Some writers are always writing and others, like Jessica Wilson, wait for a good idea.
“I can’t write until it hits me,” she says. “If inspiration hits me, the words start flowing.”
Inspiration struck in early April, about a month after the Colorado Springs program planner and mom of two began working from home. She saw a Facebook friend post something funny their daughter said about “surviving the quarantine.”
“As soon as I saw those words, I thought that would be a cool book to have,” Wilson said.
She turned the idea into a children’s book called “I Survived the 2020 Quarantine.”
To get started, she looked at the faces of her two sons, who are ages 3 and 5.
“What do I want them to remember 20 years from now about all of this?”
The words flowed. She wrote the whole book in a day.
“The book is really through the eyes of a child looking at everything that’s happened over the last few months,” Wilson said. “Like, look, this was real and I lived through this.”
It’s available now via Kindle Direct Publishing, Amazon.com’s e-book publishing unit.
The rhyming lines tell all about recent life during the coronavirus crisis. “In the year 2020, a pandemic hit the nation,” the book opens. “My family spent months at home, in our first required staycation.”
The pages continue to talk about virtual school and work. Birthday parties being celebrated via parades of cars. Restaurants closing their doors. Not being able to go to the park. Having to “get creative” without toilet paper.
Some lines borrowed from her family, like, “Everything was a little crazy, but dad said, ‘We’ll be fine.’”

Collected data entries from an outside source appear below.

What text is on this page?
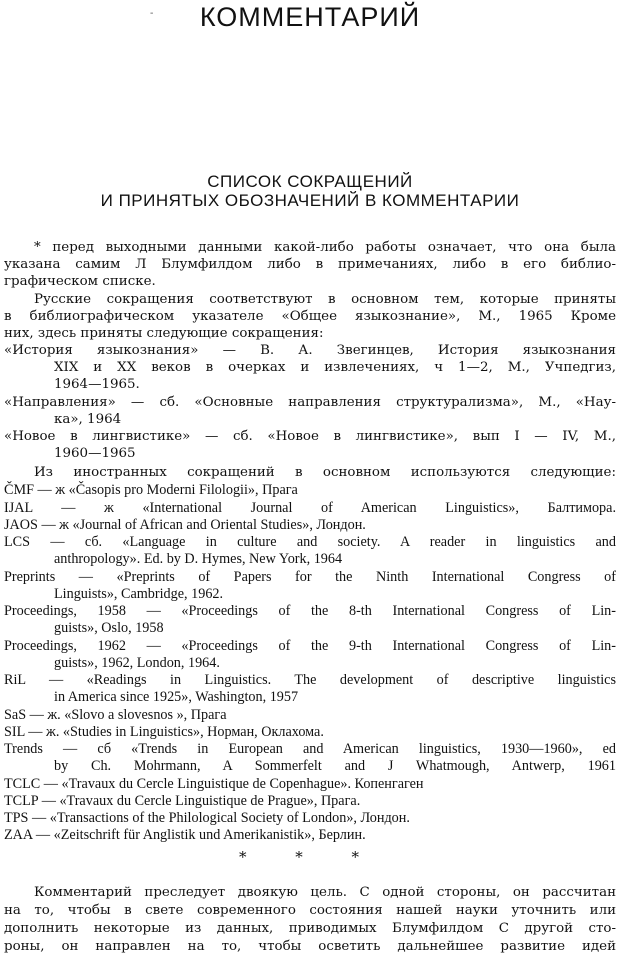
-	КОММЕНТАРИЙ
СПИСОК СОКРАЩЕНИЙ
И ПРИНЯТЫХ ОБОЗНАЧЕНИЙ В КОММЕНТАРИИ
* перед выходными данными какой-либо работы означает, что она была
указана самим Л Блумфилдом либо в примечаниях, либо в его библио-
графическом списке.
Русские сокращения соответствуют в основном тем, которые приняты
в библиографическом указателе «Общее языкознание», М., 1965 Кроме
них, здесь приняты следующие сокращения:
«История языкознания» — В. А. Звегинцев, История языкознания
XIX и XX веков в очерках и извлечениях, ч 1—2, М., Учпедгиз,
1964—1965.
«Направления» — сб. «Основные направления структурализма», М., «Нау-
ка», 1964
«Новое в лингвистике» — сб. «Новое в лингвистике», вып I — IV, М.,
1960—1965
Из иностранных сокращений в основном используются следующие:
ČMF — ж «Časopis pro Moderni Filologii», Прага
IJAL — ж «International Journal of American Linguistics», Балтимора.
JAOS — ж «Journal of African and Oriental Studies», Лондон.
LCS — сб. «Language in culture and society. A reader in linguistics and
anthropology». Ed. by D. Hymes, New York, 1964
Preprints — «Preprints of Papers for the Ninth International Congress of
Linguists», Cambridge, 1962.
Proceedings, 1958 — «Proceedings of the 8-th International Congress of Lin-
guists», Oslo, 1958
Proceedings, 1962 — «Proceedings of the 9-th International Congress of Lin-
guists», 1962, London, 1964.
RiL — «Readings in Linguistics. The development of descriptive linguistics
in America since 1925», Washington, 1957
SaS — ж. «Slovo a slovesnos », Прага
SIL — ж. «Studies in Linguistics», Норман, Оклахома.
Trends — сб «Trends in European and American linguistics, 1930—1960», ed
by Ch. Mohrmann, A Sommerfelt and J Whatmough, Antwerp, 1961
TCLC — «Travaux du Cercle Linguistique de Copenhague». Копенгаген
TCLP — «Travaux du Cercle Linguistique de Prague», Прага.
TPS — «Transactions of the Philological Society of London», Лондон.
ZAA — «Zeitschrift für Anglistik und Amerikanistik», Берлин.
* * *
Комментарий преследует двоякую цель. С одной стороны, он рассчитан
на то, чтобы в свете современного состояния нашей науки уточнить или
дополнить некоторые из данных, приводимых Блумфилдом С другой сто-
роны, он направлен на то, чтобы осветить дальнейшее развитие идей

Wilson has written more than 20 children’s books, which she calls her “side hobby.” She started her first one after overhearing her son tell his dad, “I love you from the moon all the way down to the cars.”
She’s published three books so far, including “I Survived the 2020 Quarantine.”
She hopes it will be read for years to come.
“I think it’s a cool keepsake and memento,” Wilson said. “It’s a way to look back and remember what this was like. Maybe we can look back and have some warm fuzzy feelings about a bad situation.”
She’s hopeful, too, that one of the last pages of the book comes true: “All got back to normal and everything turned out all right.”